Despite standard-of-care therapy with transurethral resection of bladder tumor and intravesical BCG instillation, a large percentage of patients (pts) with non-muscle invasive bladder cancer (NMIBC) have disease recurrence/progression. Thus, novel combination therapies are needed to improve BCG efficacy. RUTI® consists in cell wall nanofragments of Mycobacterium tuberculosis strain RUTI in a liposomal suspension. RUTIVAC-1 (NCT03191578) is a randomized, double-blind, placebo-controlled Phase I trial designed to evaluate the use of RUTI® as a heterologous prime-boost strategy in NMIBC pts.

Methods

High-grade, BCG-naïve NMIBC pts were randomized 1:1 to receive two subcutaneous doses of either placebo or RUTI® (25 μg) before BCG. Primary endpoint: immunological changes after RUTI® vaccination (assessed by flow cytometry). Secondary endpoints: efficacy (rates of recurrence and progression) and safety at 3 years.

Results

Forty pts were randomized to placebo or RUTI® (n=20 each). Baseline characteristics were similar in both groups (median age 70 years, 90% male, high-grade T1 65% and Ta 32.5%; 4% CIS). RUTI® induced a vaccine-specific T cell response with a sustained increase over time of specific effector CD4 and CD8 T-cells coexpressing several activation markers. Placebo group showed skewed CD4⁺CD25⁺ T cell upregulation whereas RUTI® group displayed a more balance, polyfunctional response (increased CD25^+, CD137⁺, OX40⁺ and CD69⁺ CD4 T cells). Over a 3-year follow-up period, 15%, (3 pts/group) experienced recurrence and 5% (2 pts, both in the placebo group) progressed (median time to progression 16.6 months). The median time to recurrence appeared shorter in placebo (3.9 months) vs RUTI® (13.1 months). RUTI® was safe and well tolerated (2 grade 1 injection site reactions in the RUTI® group).

Conclusions

RUTI® vaccination before intravesical BCG treatment in high-risk NMIBC pts is safe, very well tolerated, and significantly impacts immune response. This modulation might be associated with the extended disease-free survival seen in the RUTI® vaccinated pts.

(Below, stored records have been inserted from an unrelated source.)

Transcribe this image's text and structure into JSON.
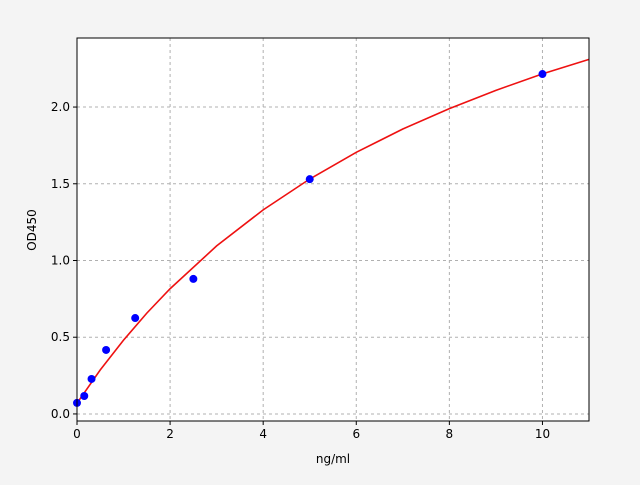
{
  "chart_data": {
    "type": "scatter",
    "title": "",
    "xlabel": "ng/ml",
    "ylabel": "OD450",
    "xlim": [
      0,
      11
    ],
    "ylim": [
      -0.046,
      2.45
    ],
    "xticks": [
      "0",
      "2",
      "4",
      "6",
      "8",
      "10"
    ],
    "yticks": [
      "0.0",
      "0.5",
      "1.0",
      "1.5",
      "2.0"
    ],
    "grid": true,
    "series": [
      {
        "type": "scatter",
        "color": "#0000ff",
        "x": [
          0,
          0.156,
          0.3125,
          0.625,
          1.25,
          2.5,
          5,
          10
        ],
        "y": [
          0.072,
          0.117,
          0.228,
          0.417,
          0.625,
          0.88,
          1.53,
          2.215
        ]
      },
      {
        "type": "line",
        "color": "#ee1111",
        "x": [
          0,
          0.5,
          1,
          1.5,
          2,
          3,
          4,
          5,
          6,
          7,
          8,
          9,
          10,
          11
        ],
        "y": [
          0.07,
          0.287,
          0.481,
          0.657,
          0.816,
          1.095,
          1.33,
          1.531,
          1.705,
          1.857,
          1.99,
          2.109,
          2.216,
          2.311
        ]
      }
    ]
  }
}
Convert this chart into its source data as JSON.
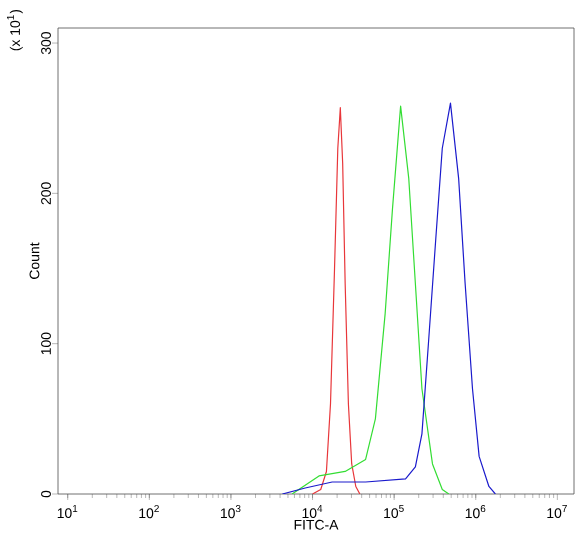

Clinical trial identification

NCT03191578; EudraCT 2016-004311-12.

Editorial acknowledgement

Legal entity responsible for the study

Archivel Farma.

Funding

Archivel Farma.

Disclosure

M. Amat: Financial Interests, Institutional, Full or part-time Employment: Archivel Farma. All other authors have declared no conflicts of interest.